Organizzata da Arthemisia Group e patrocinata dall’INBA (Instituto Nacional de Bellas Artes), la mostra bolognese è la terza mostra italiana dedicata all’amatissima Frida Kahlo e Diego Rivera, anch’egli pittore, attraverso i dipinti e soprattutto gli scatti di Leo Matiz che immortalano le due personalità artistiche, protagonisti della mostra. Inoltre, al grande pubblico, è riservata una bellissima scoperta con le opere di Maria Izquierdo, David Alfaro Siqueiros, Angel Zarraga e Rufino Tamayo, nomi meno noti dell’arte messicana del Novecento.

Frida Kahlo: una grande artista tormentata nell’anima e nel corpo

Frida Kahlo è stata una donna all’avanguardia per il suo tempo, soprattutto in quegli anni di cambiamento, di tumulti politico-sociali contro la dittatura. La sua travagliata vita  è fortemente legata alla storia del Messico, della quale si sentiva figlia sprattutto durante la rivoluzione messicana scoppiata nel 1910. Il suo quartiere natale Coyoacán, una delegazione di Città del Messico, è il ritratto intimo della realtà di Frida che prende forma nelle opere fotografiche in mostra: il ritratto di una donna anticonvenzionale, indipendente che affrontò quegli anni con passione e forza d’animo, anche se le sue condizioni di salute minarono per sempre la sua vita alla sofferenza e al dolore. Frida, affetta già dalla nascita da spina bifida, fu costretta anni a letto per via di un incidente stradale ad appena 18 anni, subendo più di 30 operazioni. Nel dramma che le cambiò la vita,  in quel periodo di malattia e reclusione  Frida si dedicò con passione all’arte e alla pittura che, assieme al comunismo, furono le attività che l’hanno tenuta in vita.

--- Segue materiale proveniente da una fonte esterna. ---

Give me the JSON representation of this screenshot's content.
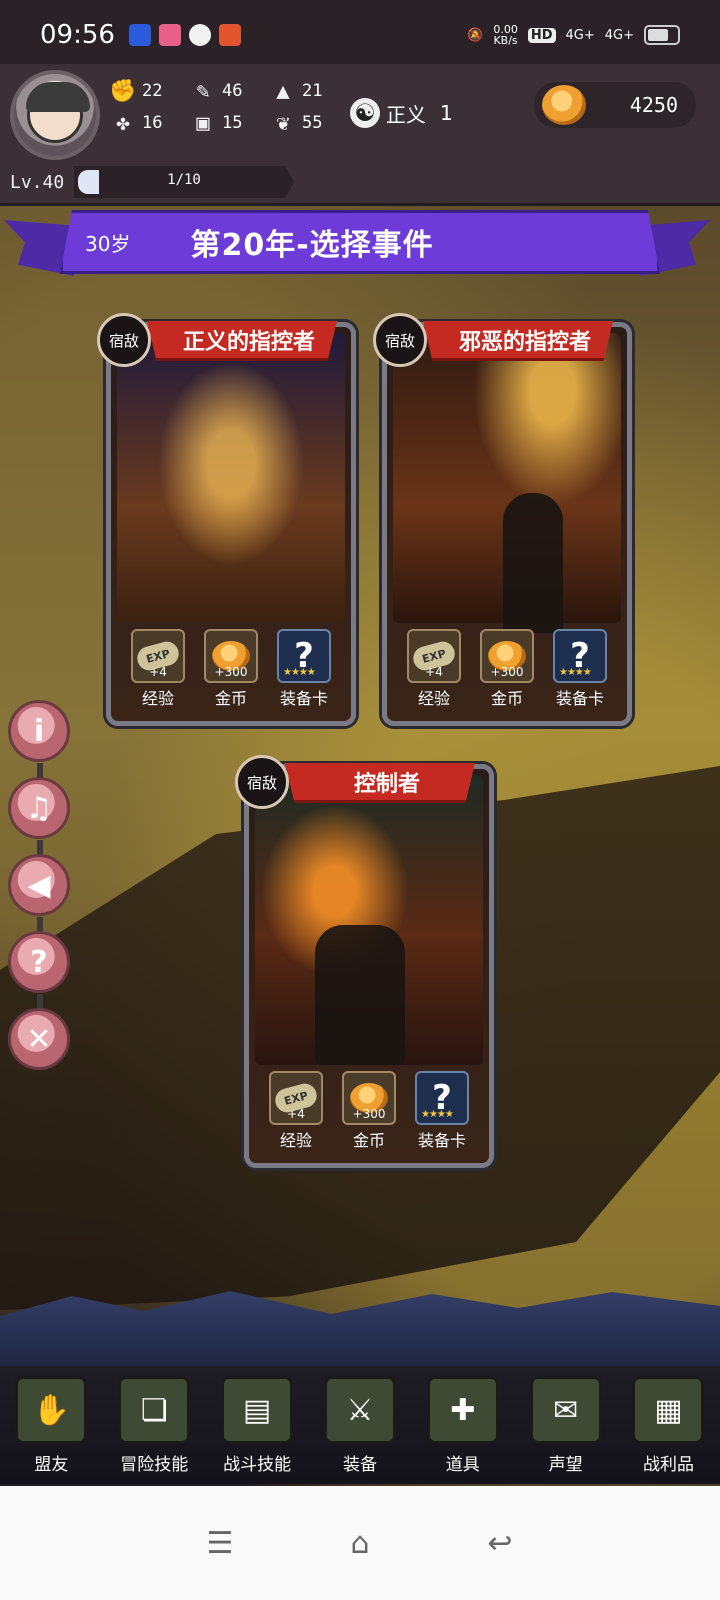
{
  "status_bar": {
    "time": "09:56",
    "net_speed": "0.00\nKB/s",
    "net_speed_top": "0.00",
    "net_speed_bottom": "KB/s",
    "hd": "HD",
    "sim1": "4G+",
    "sim2": "4G+"
  },
  "hud": {
    "stats": [
      {
        "icon": "fist-icon",
        "glyph": "✊",
        "value": "22"
      },
      {
        "icon": "scroll-icon",
        "glyph": "✎",
        "value": "46"
      },
      {
        "icon": "hat-icon",
        "glyph": "▲",
        "value": "21"
      },
      {
        "icon": "clover-icon",
        "glyph": "✤",
        "value": "16"
      },
      {
        "icon": "armor-icon",
        "glyph": "▣",
        "value": "15"
      },
      {
        "icon": "wings-icon",
        "glyph": "❦",
        "value": "55"
      }
    ],
    "alignment_label": "正义",
    "alignment_value": "1",
    "alignment_symbol": "☯",
    "coins": "4250",
    "level": "Lv.40",
    "xp_text": "1/10",
    "xp_fraction": 0.1
  },
  "banner": {
    "age": "30岁",
    "title": "第20年-选择事件"
  },
  "cards": [
    {
      "tag": "宿敌",
      "title": "正义的指控者",
      "rewards": [
        {
          "kind": "exp",
          "badge": "EXP",
          "amount": "+4",
          "label": "经验"
        },
        {
          "kind": "gold",
          "amount": "+300",
          "label": "金币"
        },
        {
          "kind": "card",
          "badge": "?",
          "stars": "★★★★",
          "label": "装备卡"
        }
      ]
    },
    {
      "tag": "宿敌",
      "title": "邪恶的指控者",
      "rewards": [
        {
          "kind": "exp",
          "badge": "EXP",
          "amount": "+4",
          "label": "经验"
        },
        {
          "kind": "gold",
          "amount": "+300",
          "label": "金币"
        },
        {
          "kind": "card",
          "badge": "?",
          "stars": "★★★★",
          "label": "装备卡"
        }
      ]
    },
    {
      "tag": "宿敌",
      "title": "控制者",
      "rewards": [
        {
          "kind": "exp",
          "badge": "EXP",
          "amount": "+4",
          "label": "经验"
        },
        {
          "kind": "gold",
          "amount": "+300",
          "label": "金币"
        },
        {
          "kind": "card",
          "badge": "?",
          "stars": "★★★★",
          "label": "装备卡"
        }
      ]
    }
  ],
  "side_buttons": [
    {
      "name": "info-button",
      "icon": "info-icon",
      "glyph": "i"
    },
    {
      "name": "music-toggle-button",
      "icon": "music-off-icon",
      "glyph": "♫"
    },
    {
      "name": "sound-button",
      "icon": "speaker-icon",
      "glyph": "◀"
    },
    {
      "name": "help-button",
      "icon": "question-icon",
      "glyph": "?"
    },
    {
      "name": "close-button",
      "icon": "close-icon",
      "glyph": "✕"
    }
  ],
  "menu": [
    {
      "label": "盟友",
      "icon": "gauntlet-icon",
      "glyph": "✋"
    },
    {
      "label": "冒险技能",
      "icon": "book-icon",
      "glyph": "❏"
    },
    {
      "label": "战斗技能",
      "icon": "backpack-icon",
      "glyph": "▤"
    },
    {
      "label": "装备",
      "icon": "swords-icon",
      "glyph": "⚔"
    },
    {
      "label": "道具",
      "icon": "amulet-icon",
      "glyph": "✚"
    },
    {
      "label": "声望",
      "icon": "scroll-icon",
      "glyph": "✉"
    },
    {
      "label": "战利品",
      "icon": "chest-icon",
      "glyph": "▦"
    }
  ],
  "navbar": [
    {
      "name": "menu-nav-button",
      "icon": "menu-icon",
      "glyph": "☰"
    },
    {
      "name": "home-nav-button",
      "icon": "home-icon",
      "glyph": "⌂"
    },
    {
      "name": "back-nav-button",
      "icon": "back-icon",
      "glyph": "↩"
    }
  ]
}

Sono 150 le opere della sua attività artistica recentemente rivalutata in tutta Europa, ma soprattutto sulla sua vita privata, intrecciata come un romanzo, hanno indagato le mostre a lei dedicate. Il rapporto ossessivo con il suo corpo martoriato caratterizza uno degli aspetti fondamentali della sua attività artistica, ma il segno che Frida Kahlo vuole lasciare sulla tela è quello della sua realtà, dei suoi stati d’animo, non quella dei suoi sogni. Dopo l’incidente che la vide investita dal tram, il secondo incontro-scontro che ha segnato per sempre la vita della grande pittrice è stato con Diego Rivera, il pittore cui Frida decise di sottoporre i suoi lavori, riconoscendo subito il loro valore. Tra i due ci fu una storia d’amore tempestosa.

Il valore del lavoro di Frida Kahlo deriva dal rapporto del suo corpo con la realtà esterna senza subirne l’influenza della pittura surrealista fondata sulla creazione di visioni immaginarie per uscire dalla logica e penetrare nel subconscio. Una donna dal forte temperamento, dunque, segnata dall’arte, dalla politica e da un amore travolgente, il grande amore della sua vita, Diego Rivera.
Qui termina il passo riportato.